Obi-Wan awoke to a sharp pain in his back.
'What?' Obi-Wan thought. Something stabbed into his back again. 'What in Sith is that?'
Obi-Wan moved to his left a little and the sharp pain stopped. He lifted the covers up slightly and saw that this pointy thing was actually Anakin's toe. He tutted and moved down to get back to sleep. But then a fist landed on his lip.
"Anakin!" Obi-Wan shouted aloud but there was no reply as Anakin was obviously a deep sleeper.
Then he was elbowed in the shoulder. Obi-Wan pushed his apprentice to the left and decided he would try and go back to sleep. But then he was bombarded with fists, toes, nails and any other part of Anakin that would harm him.
"For Sith's sake!" Obi-Wan swore as he felt tears of frustration well up in his eyes. He would have to harm Anakin somehow. So he punched his apprentice's back and pushed him even further to the left.

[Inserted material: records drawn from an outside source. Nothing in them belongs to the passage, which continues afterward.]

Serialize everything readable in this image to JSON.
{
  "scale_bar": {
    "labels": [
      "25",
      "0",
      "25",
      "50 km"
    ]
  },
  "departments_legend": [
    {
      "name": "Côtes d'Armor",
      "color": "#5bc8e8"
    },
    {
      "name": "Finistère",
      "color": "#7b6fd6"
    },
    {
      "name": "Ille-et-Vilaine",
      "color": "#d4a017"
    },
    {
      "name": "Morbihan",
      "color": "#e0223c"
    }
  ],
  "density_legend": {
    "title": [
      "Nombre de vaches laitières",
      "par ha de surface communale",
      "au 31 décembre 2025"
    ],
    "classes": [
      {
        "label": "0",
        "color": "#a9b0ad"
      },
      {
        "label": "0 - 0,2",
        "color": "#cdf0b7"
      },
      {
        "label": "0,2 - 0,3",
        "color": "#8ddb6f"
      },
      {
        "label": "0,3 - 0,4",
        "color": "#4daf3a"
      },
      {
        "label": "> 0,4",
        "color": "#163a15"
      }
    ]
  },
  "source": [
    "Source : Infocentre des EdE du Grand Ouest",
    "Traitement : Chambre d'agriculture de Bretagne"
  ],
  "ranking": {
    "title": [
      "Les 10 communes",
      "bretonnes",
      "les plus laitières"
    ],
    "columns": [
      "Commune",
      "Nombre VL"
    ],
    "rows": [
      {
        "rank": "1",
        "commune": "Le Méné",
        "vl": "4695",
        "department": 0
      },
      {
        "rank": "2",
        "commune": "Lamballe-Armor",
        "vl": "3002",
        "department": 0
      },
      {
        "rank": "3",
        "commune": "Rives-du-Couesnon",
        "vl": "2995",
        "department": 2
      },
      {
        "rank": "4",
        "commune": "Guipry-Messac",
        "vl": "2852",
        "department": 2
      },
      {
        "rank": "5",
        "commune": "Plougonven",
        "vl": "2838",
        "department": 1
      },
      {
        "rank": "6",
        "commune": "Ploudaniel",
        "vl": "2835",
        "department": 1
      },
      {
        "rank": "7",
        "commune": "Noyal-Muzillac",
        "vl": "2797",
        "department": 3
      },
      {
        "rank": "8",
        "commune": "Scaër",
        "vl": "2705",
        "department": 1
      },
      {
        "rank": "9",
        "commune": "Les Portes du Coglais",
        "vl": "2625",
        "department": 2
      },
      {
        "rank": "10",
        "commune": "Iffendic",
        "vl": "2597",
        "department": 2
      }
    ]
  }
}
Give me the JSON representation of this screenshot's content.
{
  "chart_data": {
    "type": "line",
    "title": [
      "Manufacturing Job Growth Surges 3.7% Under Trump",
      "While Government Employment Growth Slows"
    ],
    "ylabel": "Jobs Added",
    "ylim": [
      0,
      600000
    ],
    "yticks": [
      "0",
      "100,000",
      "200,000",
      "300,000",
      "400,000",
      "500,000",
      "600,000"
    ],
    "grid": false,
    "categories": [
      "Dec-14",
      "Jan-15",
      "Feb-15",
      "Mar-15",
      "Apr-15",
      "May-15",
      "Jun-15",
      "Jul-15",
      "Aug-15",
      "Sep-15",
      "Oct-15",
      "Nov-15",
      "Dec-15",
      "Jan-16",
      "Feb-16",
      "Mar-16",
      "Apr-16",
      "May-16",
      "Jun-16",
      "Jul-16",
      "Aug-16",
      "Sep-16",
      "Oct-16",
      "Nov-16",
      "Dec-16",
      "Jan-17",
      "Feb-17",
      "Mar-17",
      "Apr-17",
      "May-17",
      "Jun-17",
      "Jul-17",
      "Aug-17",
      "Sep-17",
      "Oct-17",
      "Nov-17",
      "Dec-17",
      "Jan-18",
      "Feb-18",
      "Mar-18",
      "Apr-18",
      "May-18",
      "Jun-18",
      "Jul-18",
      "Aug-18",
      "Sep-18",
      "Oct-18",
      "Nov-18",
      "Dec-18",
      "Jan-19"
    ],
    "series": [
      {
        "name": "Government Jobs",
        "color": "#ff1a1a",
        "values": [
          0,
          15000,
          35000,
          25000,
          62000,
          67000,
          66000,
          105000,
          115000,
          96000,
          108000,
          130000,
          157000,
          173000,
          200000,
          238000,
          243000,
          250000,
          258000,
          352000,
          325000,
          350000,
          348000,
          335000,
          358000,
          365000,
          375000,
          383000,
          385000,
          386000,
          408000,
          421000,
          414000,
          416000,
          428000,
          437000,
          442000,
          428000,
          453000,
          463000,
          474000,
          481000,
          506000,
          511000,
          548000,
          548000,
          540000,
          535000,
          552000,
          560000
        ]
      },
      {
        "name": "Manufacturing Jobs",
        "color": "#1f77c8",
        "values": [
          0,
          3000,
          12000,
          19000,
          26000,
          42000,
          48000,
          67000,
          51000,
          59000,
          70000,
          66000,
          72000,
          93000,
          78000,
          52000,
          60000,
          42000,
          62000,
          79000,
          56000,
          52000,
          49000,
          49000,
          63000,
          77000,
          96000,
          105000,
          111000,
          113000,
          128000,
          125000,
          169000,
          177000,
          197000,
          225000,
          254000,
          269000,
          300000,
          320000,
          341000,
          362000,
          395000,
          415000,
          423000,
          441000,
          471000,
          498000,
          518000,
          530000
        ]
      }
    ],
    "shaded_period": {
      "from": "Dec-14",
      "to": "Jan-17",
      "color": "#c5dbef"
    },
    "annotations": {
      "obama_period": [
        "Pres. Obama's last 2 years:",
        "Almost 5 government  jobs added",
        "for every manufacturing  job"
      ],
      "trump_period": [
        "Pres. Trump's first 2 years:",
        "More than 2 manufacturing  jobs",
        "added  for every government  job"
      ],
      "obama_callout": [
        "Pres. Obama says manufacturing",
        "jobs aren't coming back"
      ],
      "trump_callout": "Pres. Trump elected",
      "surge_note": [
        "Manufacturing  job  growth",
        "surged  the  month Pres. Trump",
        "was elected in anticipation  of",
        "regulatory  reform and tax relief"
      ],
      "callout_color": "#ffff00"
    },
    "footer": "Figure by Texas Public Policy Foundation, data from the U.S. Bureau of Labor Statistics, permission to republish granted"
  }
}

'There! That should do it.' Obi-Wan thought as he slid under the covers again
And then he was stabbed by Anakin's toe again. The tears flowed from Obi-Wan's eyes.
'That's it!' Obi-Wan thought as he wiped his eyes with his hands, and then took Anakin by the shoulders. He shook his apprentice as strongly as he could until Anakin finally opened his eyes in a dazed shock.
"Eh? Was that, was that, an earthquake?" He asked only half-awake. Obi-Wan took his hands off Anakin's shoulder. Anakin then realised his shoulder was wet. His eyes widened then he jumped out of the bed faster than Obi-Wan thought was physically possible. He looked like he was about to throw up.
"Where's the shower? Oh Force where's the shower?" he said as dashed out of the room.
Obi-Wan didn't understand. It was only his tears. It wasn't like he had –
'Oh Force!' Obi-Wan thought as he jumped out of the bed and ran after Anakin.
"No you idiot! It's only tears! Not pee! It's just my fricking tears! Anakin! ANAKIN!"